Hank raised a warning hand as Hilda’s face again showed at the door. The child did not edge in, as she had edged before! She made straight for Pearsall—though she winced at her father’s impatient exclamation—climbed to the old man’s lap, and looked searchingly into his face.

“Uncle Hank—you—going away?” She choked on the last word, then added half desperately, “Not—to stay? You’ll come back—won’t you?”

Van Brunt’s strained attitude relaxed a little; he sat back vaguely in his chair, glancing from one to the other, the dismay in his face gradually giving way to a half doubtful gleam of hope. Hank was silent a moment, Hilda watching him, openly restraining tears. The manager had seen more than one Easterner launch himself and everything he possessed in this cattle ranching game, and, ill prepared, inexperienced, lose all. Before him was another candidate for just such another calamitous failure. But it was the warm little body trembling on his lap, the big dark eyes searching his, that he was most conscious of.

“That’s all right, Pettie—about me going away,” he began hesitantly. Then with more certainty, and setting her gently down, “You run along to bed, honey.”

She moved a little, with childhood’s tragic reluctance, in the direction of the door, then turned with just a mute look into his face. Hank gave her a reassuring smile.

“Time them big black peepers was shut, Pettie,” he said easily. “And it’s all right. If I do have to go away, I’ll come straight back. Don’t you worry. I’m not goin’ to quit the Sorrers. Reckon I’ll stay as long as you do.”

“Then—” began Hilda. But her throat swelled so that she couldn’t finish it.

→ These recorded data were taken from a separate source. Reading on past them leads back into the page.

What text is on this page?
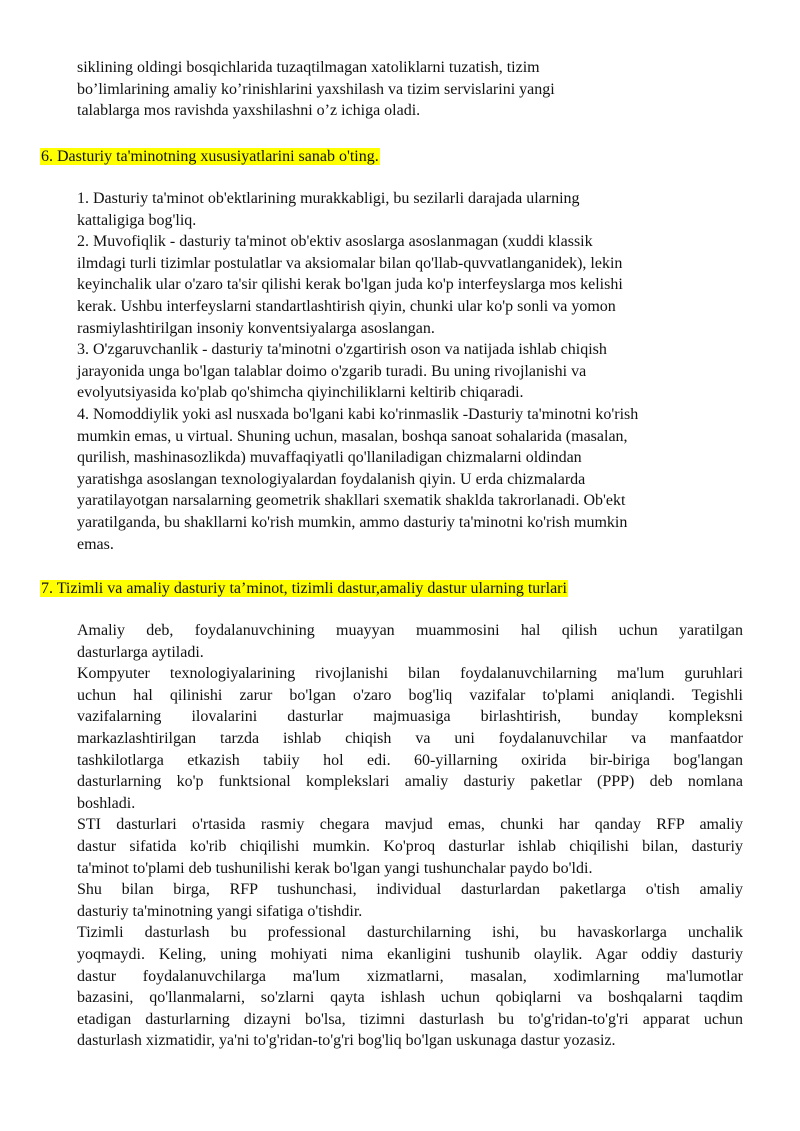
siklining oldingi bosqichlarida tuzaqtilmagan xatoliklarni tuzatish, tizim
bo’limlarining amaliy ko’rinishlarini yaxshilash va tizim servislarini yangi
talablarga mos ravishda yaxshilashni o’z ichiga oladi.
6. Dasturiy ta'minotning xususiyatlarini sanab o'ting.
1. Dasturiy ta'minot ob'ektlarining murakkabligi, bu sezilarli darajada ularning
kattaligiga bog'liq.
2. Muvofiqlik - dasturiy ta'minot ob'ektiv asoslarga asoslanmagan (xuddi klassik
ilmdagi turli tizimlar postulatlar va aksiomalar bilan qo'llab-quvvatlanganidek), lekin
keyinchalik ular o'zaro ta'sir qilishi kerak bo'lgan juda ko'p interfeyslarga mos kelishi
kerak. Ushbu interfeyslarni standartlashtirish qiyin, chunki ular ko'p sonli va yomon
rasmiylashtirilgan insoniy konventsiyalarga asoslangan.
3. O'zgaruvchanlik - dasturiy ta'minotni o'zgartirish oson va natijada ishlab chiqish
jarayonida unga bo'lgan talablar doimo o'zgarib turadi. Bu uning rivojlanishi va
evolyutsiyasida ko'plab qo'shimcha qiyinchiliklarni keltirib chiqaradi.
4. Nomoddiylik yoki asl nusxada bo'lgani kabi ko'rinmaslik -Dasturiy ta'minotni ko'rish
mumkin emas, u virtual. Shuning uchun, masalan, boshqa sanoat sohalarida (masalan,
qurilish, mashinasozlikda) muvaffaqiyatli qo'llaniladigan chizmalarni oldindan
yaratishga asoslangan texnologiyalardan foydalanish qiyin. U erda chizmalarda
yaratilayotgan narsalarning geometrik shakllari sxematik shaklda takrorlanadi. Ob'ekt
yaratilganda, bu shakllarni ko'rish mumkin, ammo dasturiy ta'minotni ko'rish mumkin
emas.
7. Tizimli va amaliy dasturiy ta’minot, tizimli dastur,amaliy dastur ularning turlari
Amaliy deb, foydalanuvchining muayyan muammosini hal qilish uchun yaratilgan
dasturlarga aytiladi.
Kompyuter texnologiyalarining rivojlanishi bilan foydalanuvchilarning ma'lum guruhlari
uchun hal qilinishi zarur bo'lgan o'zaro bog'liq vazifalar to'plami aniqlandi. Tegishli
vazifalarning ilovalarini dasturlar majmuasiga birlashtirish, bunday kompleksni
markazlashtirilgan tarzda ishlab chiqish va uni foydalanuvchilar va manfaatdor
tashkilotlarga etkazish tabiiy hol edi. 60-yillarning oxirida bir-biriga bog'langan
dasturlarning ko'p funktsional komplekslari amaliy dasturiy paketlar (PPP) deb nomlana
boshladi.
STI dasturlari o'rtasida rasmiy chegara mavjud emas, chunki har qanday RFP amaliy
dastur sifatida ko'rib chiqilishi mumkin. Ko'proq dasturlar ishlab chiqilishi bilan, dasturiy
ta'minot to'plami deb tushunilishi kerak bo'lgan yangi tushunchalar paydo bo'ldi.
Shu bilan birga, RFP tushunchasi, individual dasturlardan paketlarga o'tish amaliy
dasturiy ta'minotning yangi sifatiga o'tishdir.
Tizimli dasturlash bu professional dasturchilarning ishi, bu havaskorlarga unchalik
yoqmaydi. Keling, uning mohiyati nima ekanligini tushunib olaylik. Agar oddiy dasturiy
dastur foydalanuvchilarga ma'lum xizmatlarni, masalan, xodimlarning ma'lumotlar
bazasini, qo'llanmalarni, so'zlarni qayta ishlash uchun qobiqlarni va boshqalarni taqdim
etadigan dasturlarning dizayni bo'lsa, tizimni dasturlash bu to'g'ridan-to'g'ri apparat uchun
dasturlash xizmatidir, ya'ni to'g'ridan-to'g'ri bog'liq bo'lgan uskunaga dastur yozasiz.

It was going to be, “Then, if you will never forsake me, I will never forsake you,”—a line from one of her best loved fairy stories—all of that, even here before papa. But the best she could do was, “Then—I’ll go—Uncle Hank.” And she crept out.

When they heard her feet pattering on the stairs, Van Brunt began to speak, but Hank stopped him with a shake of the head.

“No, Mr. Van Brunt; I’ll pay the forfeit. It’s me that’s ruing back on a contract with the Matador, not you. I’ll stay.” Then, after a pause, “I thought likely I’d have to—that is, if you wanted me—that first day driving down from Mesquite. I’m all set to stay. That’s settled. We’ll say no more about it.”